No surprise, then, that entrepreneurs keep emerging with new ones. The latest to grab attention are those targeting niches. There's Glam for women's sites. There's Federated Media for tech. Now there's the sport networks.
Active Athlete Media, which exclusively targets a wide range of sports-related sites, has managed to achieve some promising growth since the beginning of this year. Not content to merely serve ads, however, the company has developed a search engine that it will tailor to the needs of each sports specialty in its publisher network.
Sports is a lucrative market to target. Including sponsorships, TV rights, advertising and merchandise, total spending in the sports market is $43.6 billion and expected to rise to $61.6 billion by 2010, according to a report from PricewaterhouseCoopers. There's plenty of action here recently.

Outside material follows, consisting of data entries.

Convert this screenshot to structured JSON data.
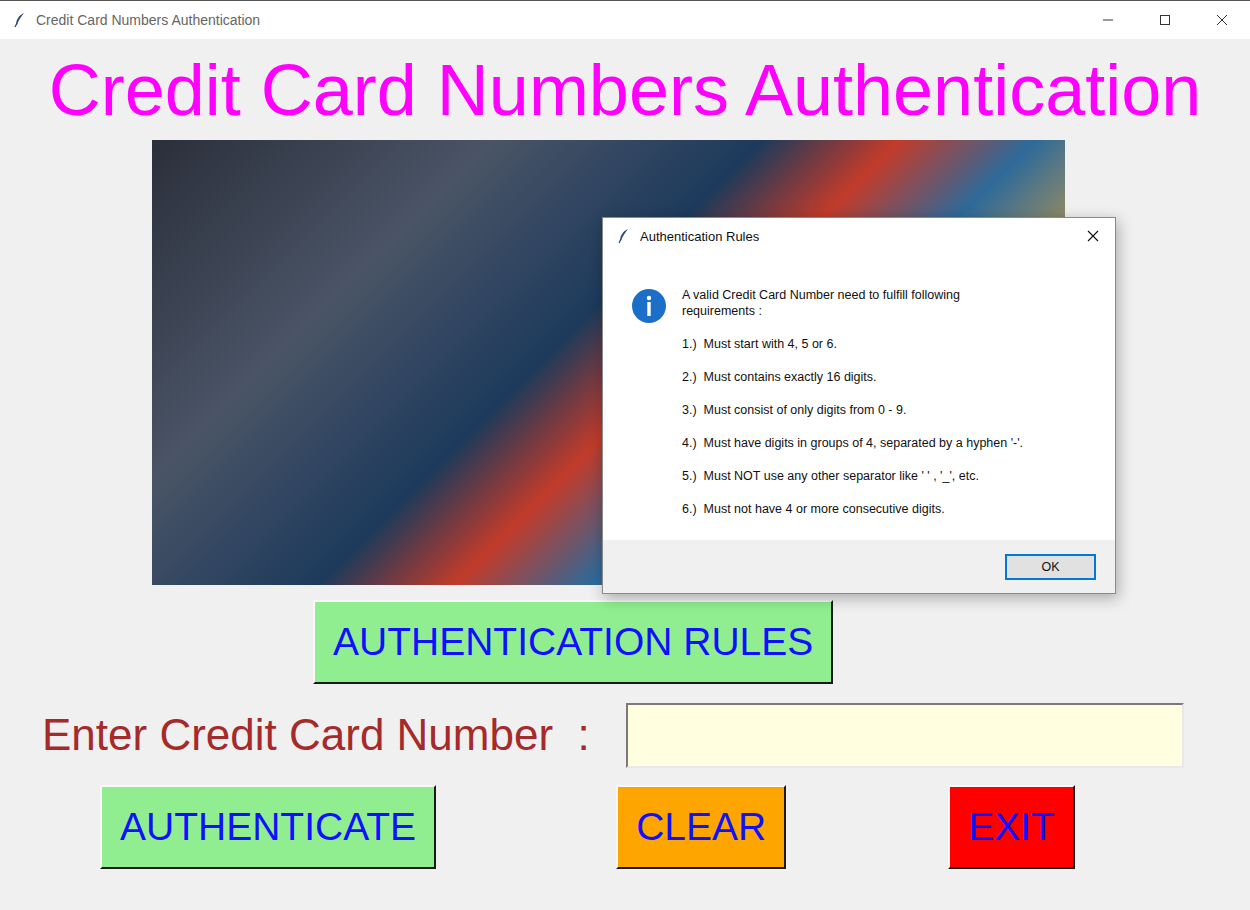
{
  "window": {
    "title": "Credit Card Numbers Authentication"
  },
  "heading": "Credit Card Numbers Authentication",
  "rules_button": "AUTHENTICATION RULES",
  "entry": {
    "label": "Enter Credit Card Number  :",
    "value": ""
  },
  "buttons": [
    {
      "label": "AUTHENTICATE",
      "color": "#90ee90"
    },
    {
      "label": "CLEAR",
      "color": "#ffa500"
    },
    {
      "label": "EXIT",
      "color": "#ff0000"
    }
  ],
  "dialog": {
    "title": "Authentication Rules",
    "intro": "A valid Credit Card Number need to fulfill following requirements :",
    "rules": [
      "1.)  Must start with 4, 5 or 6.",
      "2.)  Must contains exactly 16 digits.",
      "3.)  Must consist of only digits from 0 - 9.",
      "4.)  Must have digits in groups of 4, separated by a hyphen '-'.",
      "5.)  Must NOT use any other separator like ' ' , '_', etc.",
      "6.)  Must not have 4 or more consecutive digits."
    ],
    "button": "OK"
  }
}
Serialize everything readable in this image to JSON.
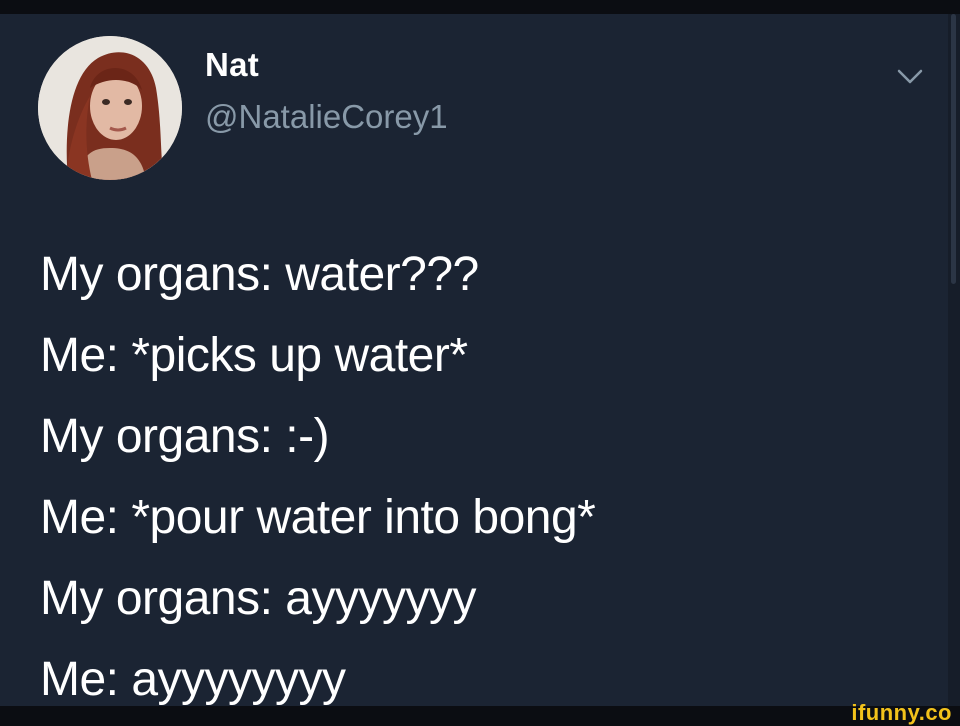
{
  "tweet": {
    "author": {
      "display_name": "Nat",
      "handle": "@NatalieCorey1"
    },
    "lines": [
      "My organs: water???",
      "Me: *picks up water*",
      "My organs: :-)",
      "Me: *pour water into bong*",
      "My organs: ayyyyyyy",
      "Me: ayyyyyyyy"
    ]
  },
  "icons": {
    "menu": "chevron-down-icon"
  },
  "watermark": {
    "text": "ifunny.co"
  },
  "colors": {
    "background": "#1b2433",
    "text": "#ffffff",
    "handle": "#8899a8",
    "watermark": "#f2c21b"
  }
}
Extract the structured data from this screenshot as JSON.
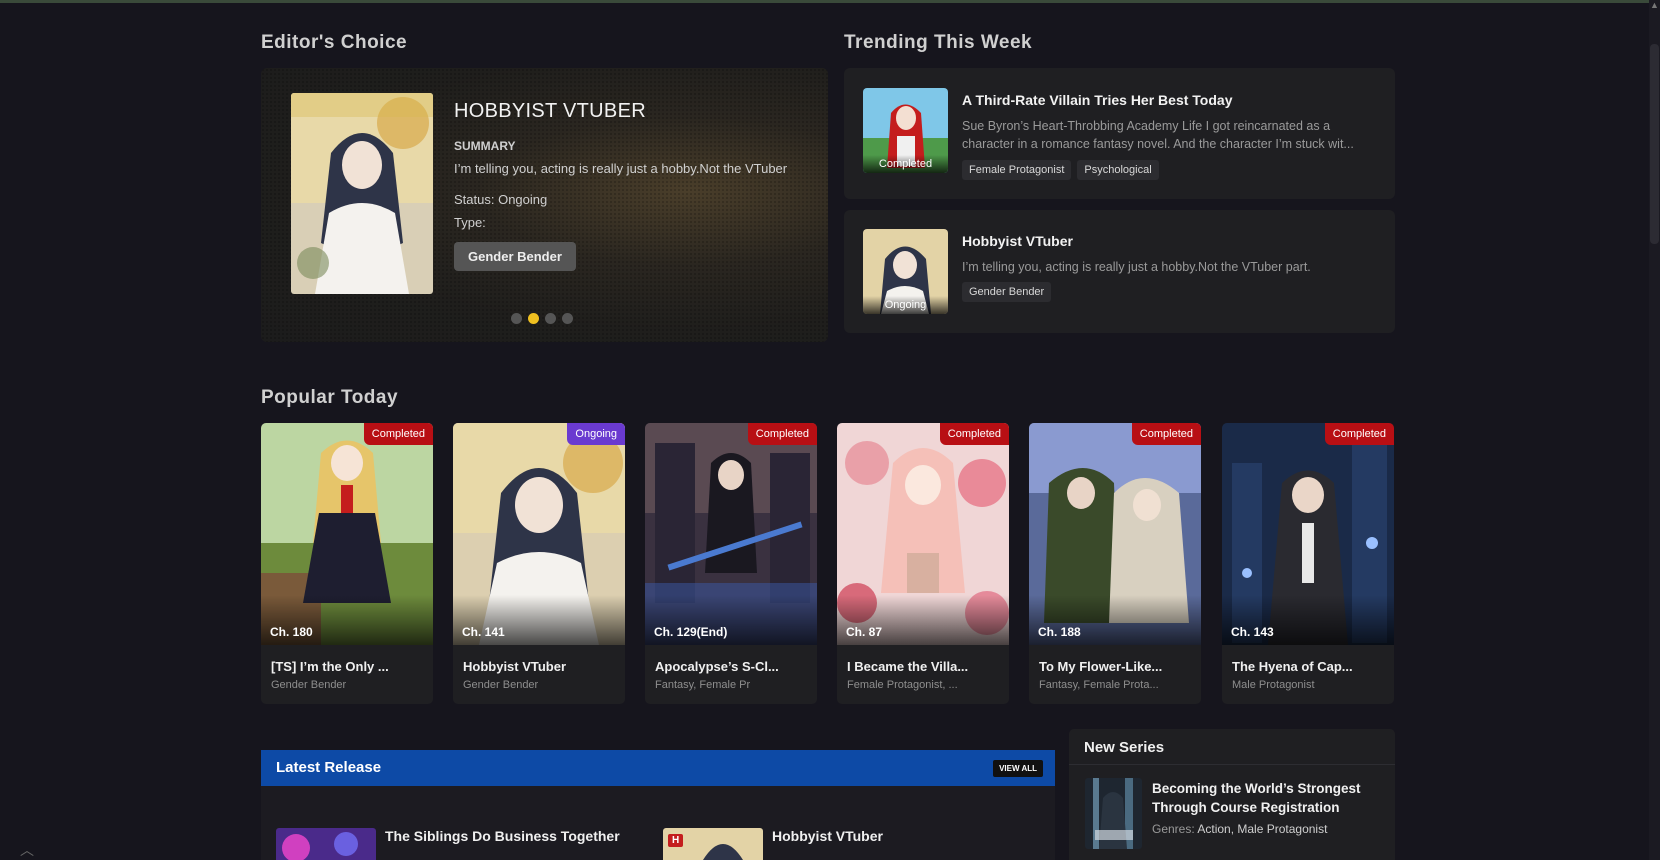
{
  "editors_choice": {
    "heading": "Editor's Choice",
    "title": "HOBBYIST VTUBER",
    "summary_label": "SUMMARY",
    "summary": "I’m telling you, acting is really just a hobby.Not the VTuber",
    "status_text": "Status: Ongoing",
    "type_text": "Type:",
    "genre": "Gender Bender",
    "slides": 4,
    "active_slide": 2
  },
  "trending": {
    "heading": "Trending This Week",
    "items": [
      {
        "title": "A Third-Rate Villain Tries Her Best Today",
        "status": "Completed",
        "desc": "Sue Byron’s Heart-Throbbing Academy Life I got reincarnated as a character in a romance fantasy novel. And the character I’m stuck wit...",
        "tags": [
          "Female Protagonist",
          "Psychological"
        ]
      },
      {
        "title": "Hobbyist VTuber",
        "status": "Ongoing",
        "desc": "I’m telling you, acting is really just a hobby.Not the VTuber part.",
        "tags": [
          "Gender Bender"
        ]
      }
    ]
  },
  "popular": {
    "heading": "Popular Today",
    "items": [
      {
        "badge": "Completed",
        "chapter": "Ch. 180",
        "title": "[TS] I’m the Only ...",
        "genres": "Gender Bender"
      },
      {
        "badge": "Ongoing",
        "chapter": "Ch. 141",
        "title": "Hobbyist VTuber",
        "genres": "Gender Bender"
      },
      {
        "badge": "Completed",
        "chapter": "Ch. 129(End)",
        "title": "Apocalypse’s S-Cl...",
        "genres": "Fantasy, Female Pr"
      },
      {
        "badge": "Completed",
        "chapter": "Ch. 87",
        "title": "I Became the Villa...",
        "genres": "Female Protagonist, ..."
      },
      {
        "badge": "Completed",
        "chapter": "Ch. 188",
        "title": "To My Flower-Like...",
        "genres": "Fantasy, Female Prota..."
      },
      {
        "badge": "Completed",
        "chapter": "Ch. 143",
        "title": "The Hyena of Cap...",
        "genres": "Male Protagonist"
      }
    ]
  },
  "latest": {
    "heading": "Latest Release",
    "view_all": "VIEW ALL",
    "items": [
      {
        "title": "The Siblings Do Business Together"
      },
      {
        "title": "Hobbyist VTuber",
        "badge": "H"
      }
    ]
  },
  "new_series": {
    "heading": "New Series",
    "item": {
      "title": "Becoming the World’s Strongest Through Course Registration",
      "genres_label": "Genres:",
      "genres": "Action, Male Protagonist"
    }
  },
  "colors": {
    "completed": "#b80f14",
    "ongoing": "#6a3ad0",
    "accent_yellow": "#f0c020",
    "latest_header": "#0d4aa6"
  }
}
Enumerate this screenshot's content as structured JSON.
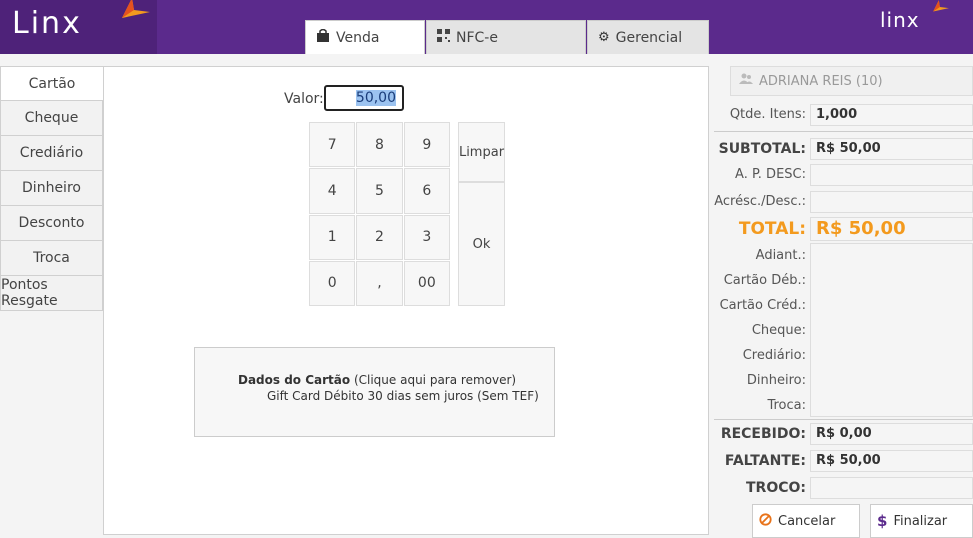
{
  "brand": {
    "logo_text": "Linx",
    "logo_text_right": "linx"
  },
  "tabs": [
    {
      "label": "Venda",
      "icon": "shopping-bag-icon"
    },
    {
      "label": "NFC-e",
      "icon": "qr-code-icon"
    },
    {
      "label": "Gerencial",
      "icon": "gears-icon"
    }
  ],
  "payment_methods": [
    "Cartão",
    "Cheque",
    "Crediário",
    "Dinheiro",
    "Desconto",
    "Troca",
    "Pontos Resgate"
  ],
  "entry": {
    "label": "Valor:",
    "value": "50,00"
  },
  "keypad": {
    "keys": [
      "7",
      "8",
      "9",
      "4",
      "5",
      "6",
      "1",
      "2",
      "3",
      "0",
      ",",
      "00"
    ],
    "clear_label": "Limpar",
    "ok_label": "Ok"
  },
  "card_data": {
    "title": "Dados do Cartão",
    "hint": "(Clique aqui para remover)",
    "description": "Gift Card Débito 30 dias sem juros (Sem TEF)"
  },
  "summary": {
    "client": "ADRIANA REIS (10)",
    "qty_label": "Qtde. Itens:",
    "qty_value": "1,000",
    "subtotal_label": "SUBTOTAL:",
    "subtotal_value": "R$ 50,00",
    "ap_desc_label": "A. P. DESC:",
    "ap_desc_value": "",
    "acresc_label": "Acrésc./Desc.:",
    "acresc_value": "",
    "total_label": "TOTAL:",
    "total_value": "R$ 50,00",
    "payments": [
      "Adiant.:",
      "Cartão Déb.:",
      "Cartão Créd.:",
      "Cheque:",
      "Crediário:",
      "Dinheiro:",
      "Troca:"
    ],
    "recebido_label": "RECEBIDO:",
    "recebido_value": "R$ 0,00",
    "faltante_label": "FALTANTE:",
    "faltante_value": "R$ 50,00",
    "troco_label": "TROCO:",
    "troco_value": ""
  },
  "actions": {
    "cancel_label": "Cancelar",
    "finalize_label": "Finalizar"
  },
  "colors": {
    "header": "#5b2a8c",
    "accent": "#f39a1e",
    "cancel": "#e8731a"
  }
}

For example, Takkle, Inc, a social network for high school sports, recently nailed an undisclosed amount funding from Sports Illustrated and the New York City Investment Fund.
San Francisco's Active Athlete Media claims 12 million unique impressions, putting it ahead of the ad impressions enjoyed by mainstream sites Sports Illustrated, MLB.com, and Nascar.com - though Comscore says Active Athlete Media's number closer to eight million, which still puts them ahead. It has signed exclusive deals with sports sites of all stripes - from those focused on running triathlons to kiteboarding and tow-surfing. Active Athlete's value proposition is that it reaches people who actually play sports, and don't just watch them, enabling the precision-targeting of ads to a demographic that spends a lot of money on its passions.
Along with its ad network, the company builds sport-specific search engines, which, like Google Co-Op and Eurekster's Swickis, search the web for content explicitly relevant to the publisher's site. Active Athlete's search engine is tailored to dig up user-generated content from blogs and forums, which the company thinks will be more useful to its audience than a list of sites. And of course, Active Athlete's ads will show up next to the results. The company has also built a social bookmarking service, but with the overwhelming plethora of well-known options out there, it's hard to see that part catching on.